More concerning is what to do about the behavior. Kids from every background do it - rich kids, poor kids, A students, C students. Kids tend to steal as a social act, or as a way to get off, to combat boredom. Sometimes it is an act of defiance, or a call for help. Rarely is the reason: "I really needed that item."

Young people often have a poor sense of the consequences of actions, and in the case of shoplifting, they are very nearly correct. Authorities estimate that kids are caught stealing once in every 50 attempts. And even when they are caught, police are involved only half the time.

Shoplifting or retail fraud is a big deal - for store owners and parents. The National Association for Shoplifting Prevention estimates that $13 billion is lifted every year - that's about $35 million every day. Most shoplifting is done by kids from 13 to 17.

What we do

At MacDonald Law Office LLC of Salisbury, we address the legal side of the charges against your son or daughter. But we keep our eyes on the real prize - the kind of young man or young woman your child will become.

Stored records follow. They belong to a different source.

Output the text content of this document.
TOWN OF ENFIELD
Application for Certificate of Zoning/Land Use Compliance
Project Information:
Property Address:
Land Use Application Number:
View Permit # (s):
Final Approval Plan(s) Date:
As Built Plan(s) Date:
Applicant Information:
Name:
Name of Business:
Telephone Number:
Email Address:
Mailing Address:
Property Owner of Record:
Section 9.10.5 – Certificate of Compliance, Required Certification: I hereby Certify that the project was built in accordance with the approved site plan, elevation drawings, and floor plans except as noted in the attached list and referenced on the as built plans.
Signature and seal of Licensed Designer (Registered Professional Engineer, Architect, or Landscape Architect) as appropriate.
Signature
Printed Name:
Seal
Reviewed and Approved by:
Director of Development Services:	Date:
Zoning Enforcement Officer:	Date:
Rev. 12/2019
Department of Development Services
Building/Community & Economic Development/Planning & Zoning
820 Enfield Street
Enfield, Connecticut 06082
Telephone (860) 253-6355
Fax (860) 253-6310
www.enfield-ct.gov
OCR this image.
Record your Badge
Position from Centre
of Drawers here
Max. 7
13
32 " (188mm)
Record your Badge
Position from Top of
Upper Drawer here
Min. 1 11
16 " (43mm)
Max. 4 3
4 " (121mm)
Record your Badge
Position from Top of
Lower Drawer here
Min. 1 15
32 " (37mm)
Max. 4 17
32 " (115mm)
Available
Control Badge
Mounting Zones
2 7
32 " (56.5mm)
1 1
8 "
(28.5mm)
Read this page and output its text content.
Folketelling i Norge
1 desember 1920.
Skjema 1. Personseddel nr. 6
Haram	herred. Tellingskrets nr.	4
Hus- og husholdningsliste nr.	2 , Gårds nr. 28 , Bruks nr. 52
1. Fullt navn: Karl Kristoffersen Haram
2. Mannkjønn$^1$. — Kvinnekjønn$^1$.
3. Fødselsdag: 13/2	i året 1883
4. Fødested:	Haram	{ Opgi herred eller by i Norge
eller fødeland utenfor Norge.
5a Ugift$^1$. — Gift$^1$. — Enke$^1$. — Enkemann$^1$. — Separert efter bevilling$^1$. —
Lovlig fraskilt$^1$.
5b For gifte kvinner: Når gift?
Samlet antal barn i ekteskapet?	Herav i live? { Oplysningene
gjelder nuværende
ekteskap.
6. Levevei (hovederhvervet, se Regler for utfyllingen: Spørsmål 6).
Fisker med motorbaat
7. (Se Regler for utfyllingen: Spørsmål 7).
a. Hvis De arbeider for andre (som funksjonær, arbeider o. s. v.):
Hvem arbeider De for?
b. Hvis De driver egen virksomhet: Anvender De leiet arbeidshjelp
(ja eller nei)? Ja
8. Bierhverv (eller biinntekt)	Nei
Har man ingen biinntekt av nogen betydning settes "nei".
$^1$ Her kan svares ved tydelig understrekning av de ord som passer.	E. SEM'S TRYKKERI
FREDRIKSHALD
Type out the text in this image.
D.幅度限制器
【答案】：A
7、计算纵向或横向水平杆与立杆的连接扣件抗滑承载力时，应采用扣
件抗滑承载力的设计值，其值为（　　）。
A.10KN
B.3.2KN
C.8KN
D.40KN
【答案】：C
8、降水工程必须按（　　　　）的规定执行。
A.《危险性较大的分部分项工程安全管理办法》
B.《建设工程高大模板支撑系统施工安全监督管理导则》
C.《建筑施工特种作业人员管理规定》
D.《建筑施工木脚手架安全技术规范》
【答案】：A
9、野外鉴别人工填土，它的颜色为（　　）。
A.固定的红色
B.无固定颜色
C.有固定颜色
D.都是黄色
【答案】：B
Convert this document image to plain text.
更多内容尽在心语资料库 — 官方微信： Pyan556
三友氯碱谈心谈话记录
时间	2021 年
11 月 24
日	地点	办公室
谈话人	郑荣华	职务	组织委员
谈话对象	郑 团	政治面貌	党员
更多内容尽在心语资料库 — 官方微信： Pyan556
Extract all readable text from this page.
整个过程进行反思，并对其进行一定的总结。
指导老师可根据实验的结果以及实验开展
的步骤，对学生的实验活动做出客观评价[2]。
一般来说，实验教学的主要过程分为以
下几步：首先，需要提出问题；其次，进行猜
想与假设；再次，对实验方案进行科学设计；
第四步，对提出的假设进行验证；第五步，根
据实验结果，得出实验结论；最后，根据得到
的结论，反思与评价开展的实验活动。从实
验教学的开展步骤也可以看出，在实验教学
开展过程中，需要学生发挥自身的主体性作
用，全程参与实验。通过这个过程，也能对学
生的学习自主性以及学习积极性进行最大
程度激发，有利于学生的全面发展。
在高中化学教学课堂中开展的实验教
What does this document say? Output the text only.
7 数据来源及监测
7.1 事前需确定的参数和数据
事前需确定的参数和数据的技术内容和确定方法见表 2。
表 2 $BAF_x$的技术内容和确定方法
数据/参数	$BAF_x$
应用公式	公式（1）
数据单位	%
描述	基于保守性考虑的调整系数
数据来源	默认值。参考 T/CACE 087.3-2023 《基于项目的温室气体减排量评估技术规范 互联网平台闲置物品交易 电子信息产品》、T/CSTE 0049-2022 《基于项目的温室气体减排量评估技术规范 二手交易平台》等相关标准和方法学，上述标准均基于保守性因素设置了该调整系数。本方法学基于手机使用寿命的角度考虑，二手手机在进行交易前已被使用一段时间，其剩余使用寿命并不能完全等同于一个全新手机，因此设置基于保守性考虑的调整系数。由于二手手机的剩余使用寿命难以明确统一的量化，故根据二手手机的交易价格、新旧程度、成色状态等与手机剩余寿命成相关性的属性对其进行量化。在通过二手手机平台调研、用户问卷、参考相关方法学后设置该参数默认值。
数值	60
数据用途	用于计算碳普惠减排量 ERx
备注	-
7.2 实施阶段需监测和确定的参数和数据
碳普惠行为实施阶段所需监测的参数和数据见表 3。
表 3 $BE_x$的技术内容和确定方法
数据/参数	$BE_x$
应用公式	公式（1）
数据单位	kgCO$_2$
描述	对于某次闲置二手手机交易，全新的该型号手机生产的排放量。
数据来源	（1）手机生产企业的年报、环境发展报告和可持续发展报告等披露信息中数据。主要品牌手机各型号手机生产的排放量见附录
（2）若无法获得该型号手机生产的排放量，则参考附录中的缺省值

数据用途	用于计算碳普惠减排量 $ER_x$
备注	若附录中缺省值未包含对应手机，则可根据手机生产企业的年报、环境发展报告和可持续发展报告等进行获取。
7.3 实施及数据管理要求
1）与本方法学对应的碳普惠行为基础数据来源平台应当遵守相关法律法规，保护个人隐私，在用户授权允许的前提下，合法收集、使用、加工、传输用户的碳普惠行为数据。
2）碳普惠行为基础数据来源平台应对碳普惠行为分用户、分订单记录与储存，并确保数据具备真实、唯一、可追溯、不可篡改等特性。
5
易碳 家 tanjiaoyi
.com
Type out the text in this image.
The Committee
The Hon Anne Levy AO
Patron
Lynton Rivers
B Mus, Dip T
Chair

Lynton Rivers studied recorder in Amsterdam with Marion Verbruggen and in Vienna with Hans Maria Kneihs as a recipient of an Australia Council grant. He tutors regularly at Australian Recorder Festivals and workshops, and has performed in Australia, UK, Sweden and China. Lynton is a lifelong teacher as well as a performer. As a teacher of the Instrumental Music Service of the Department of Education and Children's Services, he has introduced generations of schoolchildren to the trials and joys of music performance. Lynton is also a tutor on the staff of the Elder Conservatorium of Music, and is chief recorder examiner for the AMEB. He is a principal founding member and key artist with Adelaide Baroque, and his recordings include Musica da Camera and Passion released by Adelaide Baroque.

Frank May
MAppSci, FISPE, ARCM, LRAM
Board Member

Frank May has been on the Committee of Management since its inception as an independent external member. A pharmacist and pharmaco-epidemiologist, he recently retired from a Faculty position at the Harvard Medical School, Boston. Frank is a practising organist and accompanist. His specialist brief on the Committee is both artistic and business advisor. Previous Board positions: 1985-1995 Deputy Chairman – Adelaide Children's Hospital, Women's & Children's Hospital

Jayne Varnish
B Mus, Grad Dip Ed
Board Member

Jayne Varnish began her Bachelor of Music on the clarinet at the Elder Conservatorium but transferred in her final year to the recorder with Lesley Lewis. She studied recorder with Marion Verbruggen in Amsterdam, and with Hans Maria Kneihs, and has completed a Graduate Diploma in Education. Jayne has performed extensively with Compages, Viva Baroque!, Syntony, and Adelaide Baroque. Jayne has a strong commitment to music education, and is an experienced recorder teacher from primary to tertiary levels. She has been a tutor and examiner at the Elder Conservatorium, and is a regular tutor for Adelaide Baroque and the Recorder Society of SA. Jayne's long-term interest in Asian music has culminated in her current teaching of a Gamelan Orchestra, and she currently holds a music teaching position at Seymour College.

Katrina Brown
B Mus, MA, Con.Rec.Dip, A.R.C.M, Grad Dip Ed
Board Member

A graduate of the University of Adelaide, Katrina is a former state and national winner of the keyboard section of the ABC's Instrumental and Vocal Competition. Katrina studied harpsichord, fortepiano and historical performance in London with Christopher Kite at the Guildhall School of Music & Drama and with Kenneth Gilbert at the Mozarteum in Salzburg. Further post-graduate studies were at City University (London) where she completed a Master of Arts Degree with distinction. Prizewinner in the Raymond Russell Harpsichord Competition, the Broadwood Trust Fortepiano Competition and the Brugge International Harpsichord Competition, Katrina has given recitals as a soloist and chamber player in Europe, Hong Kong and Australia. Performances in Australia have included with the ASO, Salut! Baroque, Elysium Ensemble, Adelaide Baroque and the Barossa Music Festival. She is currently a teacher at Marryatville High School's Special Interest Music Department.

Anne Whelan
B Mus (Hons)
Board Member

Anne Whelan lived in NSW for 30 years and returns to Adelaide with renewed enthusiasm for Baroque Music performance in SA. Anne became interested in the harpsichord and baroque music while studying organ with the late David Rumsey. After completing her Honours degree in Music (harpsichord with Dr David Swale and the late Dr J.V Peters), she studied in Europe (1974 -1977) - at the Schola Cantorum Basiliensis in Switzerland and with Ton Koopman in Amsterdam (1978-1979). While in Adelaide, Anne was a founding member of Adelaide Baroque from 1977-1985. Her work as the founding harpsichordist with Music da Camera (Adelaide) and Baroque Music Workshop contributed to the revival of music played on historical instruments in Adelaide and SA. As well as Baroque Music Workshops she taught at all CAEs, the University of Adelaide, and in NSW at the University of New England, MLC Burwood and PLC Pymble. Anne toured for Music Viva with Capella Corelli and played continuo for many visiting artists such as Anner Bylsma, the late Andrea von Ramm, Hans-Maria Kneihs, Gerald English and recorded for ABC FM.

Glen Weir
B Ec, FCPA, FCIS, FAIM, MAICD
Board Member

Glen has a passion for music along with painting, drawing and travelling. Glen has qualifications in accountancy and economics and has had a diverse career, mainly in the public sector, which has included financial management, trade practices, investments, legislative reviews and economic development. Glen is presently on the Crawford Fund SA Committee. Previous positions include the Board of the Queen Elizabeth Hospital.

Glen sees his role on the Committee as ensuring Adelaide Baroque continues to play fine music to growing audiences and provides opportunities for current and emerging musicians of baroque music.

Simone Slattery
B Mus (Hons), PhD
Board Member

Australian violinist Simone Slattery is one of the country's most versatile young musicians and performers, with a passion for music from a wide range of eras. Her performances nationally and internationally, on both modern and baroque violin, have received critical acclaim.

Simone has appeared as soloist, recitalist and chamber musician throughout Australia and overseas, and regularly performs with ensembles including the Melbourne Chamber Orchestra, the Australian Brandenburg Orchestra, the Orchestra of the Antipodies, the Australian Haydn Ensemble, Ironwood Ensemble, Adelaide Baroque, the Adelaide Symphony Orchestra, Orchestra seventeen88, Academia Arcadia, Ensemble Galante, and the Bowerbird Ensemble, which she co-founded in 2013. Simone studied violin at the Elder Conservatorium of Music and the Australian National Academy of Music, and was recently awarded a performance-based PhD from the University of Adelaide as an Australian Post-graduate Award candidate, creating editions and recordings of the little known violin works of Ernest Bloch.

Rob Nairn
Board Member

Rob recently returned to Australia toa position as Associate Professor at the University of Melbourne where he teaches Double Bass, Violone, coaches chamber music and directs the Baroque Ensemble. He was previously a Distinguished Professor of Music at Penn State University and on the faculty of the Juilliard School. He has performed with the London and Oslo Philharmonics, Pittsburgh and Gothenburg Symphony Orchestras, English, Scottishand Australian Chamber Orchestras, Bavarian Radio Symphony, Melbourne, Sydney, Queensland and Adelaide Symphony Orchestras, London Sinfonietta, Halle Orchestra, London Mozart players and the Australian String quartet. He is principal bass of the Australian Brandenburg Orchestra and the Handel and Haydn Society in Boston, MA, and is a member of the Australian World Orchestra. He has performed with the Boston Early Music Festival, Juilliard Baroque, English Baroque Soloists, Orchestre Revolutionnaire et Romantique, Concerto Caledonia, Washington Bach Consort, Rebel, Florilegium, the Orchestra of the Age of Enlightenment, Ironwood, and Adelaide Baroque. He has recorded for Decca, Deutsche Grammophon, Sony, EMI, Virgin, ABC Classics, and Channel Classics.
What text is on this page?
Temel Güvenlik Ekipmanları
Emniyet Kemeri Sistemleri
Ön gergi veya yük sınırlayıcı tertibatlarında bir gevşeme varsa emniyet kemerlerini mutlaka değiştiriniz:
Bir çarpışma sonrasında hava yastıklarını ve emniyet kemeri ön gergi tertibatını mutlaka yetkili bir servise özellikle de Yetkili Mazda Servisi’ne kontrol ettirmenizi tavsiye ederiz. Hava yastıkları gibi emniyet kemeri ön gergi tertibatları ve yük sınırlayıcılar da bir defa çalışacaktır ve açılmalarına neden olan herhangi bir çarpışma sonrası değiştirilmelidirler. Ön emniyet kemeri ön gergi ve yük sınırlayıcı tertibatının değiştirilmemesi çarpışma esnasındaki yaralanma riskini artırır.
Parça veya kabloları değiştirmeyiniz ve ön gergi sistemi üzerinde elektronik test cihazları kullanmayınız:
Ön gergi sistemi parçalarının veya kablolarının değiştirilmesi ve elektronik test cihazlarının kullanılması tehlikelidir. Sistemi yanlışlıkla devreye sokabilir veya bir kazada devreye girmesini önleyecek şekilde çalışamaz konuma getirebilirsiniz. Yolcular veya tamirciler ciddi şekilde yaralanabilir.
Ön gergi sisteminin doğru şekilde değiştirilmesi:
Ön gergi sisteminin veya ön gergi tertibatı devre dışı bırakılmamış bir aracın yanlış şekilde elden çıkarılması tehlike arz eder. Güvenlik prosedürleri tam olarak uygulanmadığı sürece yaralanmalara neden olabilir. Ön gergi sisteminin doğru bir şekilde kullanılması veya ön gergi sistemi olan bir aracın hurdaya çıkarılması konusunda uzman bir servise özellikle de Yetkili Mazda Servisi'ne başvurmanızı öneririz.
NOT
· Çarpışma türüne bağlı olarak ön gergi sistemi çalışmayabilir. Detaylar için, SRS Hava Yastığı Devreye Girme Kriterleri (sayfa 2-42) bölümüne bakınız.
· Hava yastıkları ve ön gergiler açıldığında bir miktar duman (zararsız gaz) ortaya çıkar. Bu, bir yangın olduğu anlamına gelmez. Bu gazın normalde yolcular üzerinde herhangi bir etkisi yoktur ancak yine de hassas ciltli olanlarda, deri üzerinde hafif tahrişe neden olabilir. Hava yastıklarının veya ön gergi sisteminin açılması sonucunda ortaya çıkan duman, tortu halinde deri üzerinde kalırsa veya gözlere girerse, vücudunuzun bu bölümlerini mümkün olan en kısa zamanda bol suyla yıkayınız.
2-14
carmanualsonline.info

We recommend that you conduct your own investigation, questioning your child about what really happened, and if it has happened before. Because so much is at stake, it is necessary to get through, even if you have struggled communicating with your child, as many parents of teens do.

Making things right

We recommend making amends, paying for the stolen items or returning them, and apologizing to the party they stole from.

These actions will help the court to look favorably upon your child. More important, they contribute to the sense of responsibility and accountability that will be critical to your child's life going forward.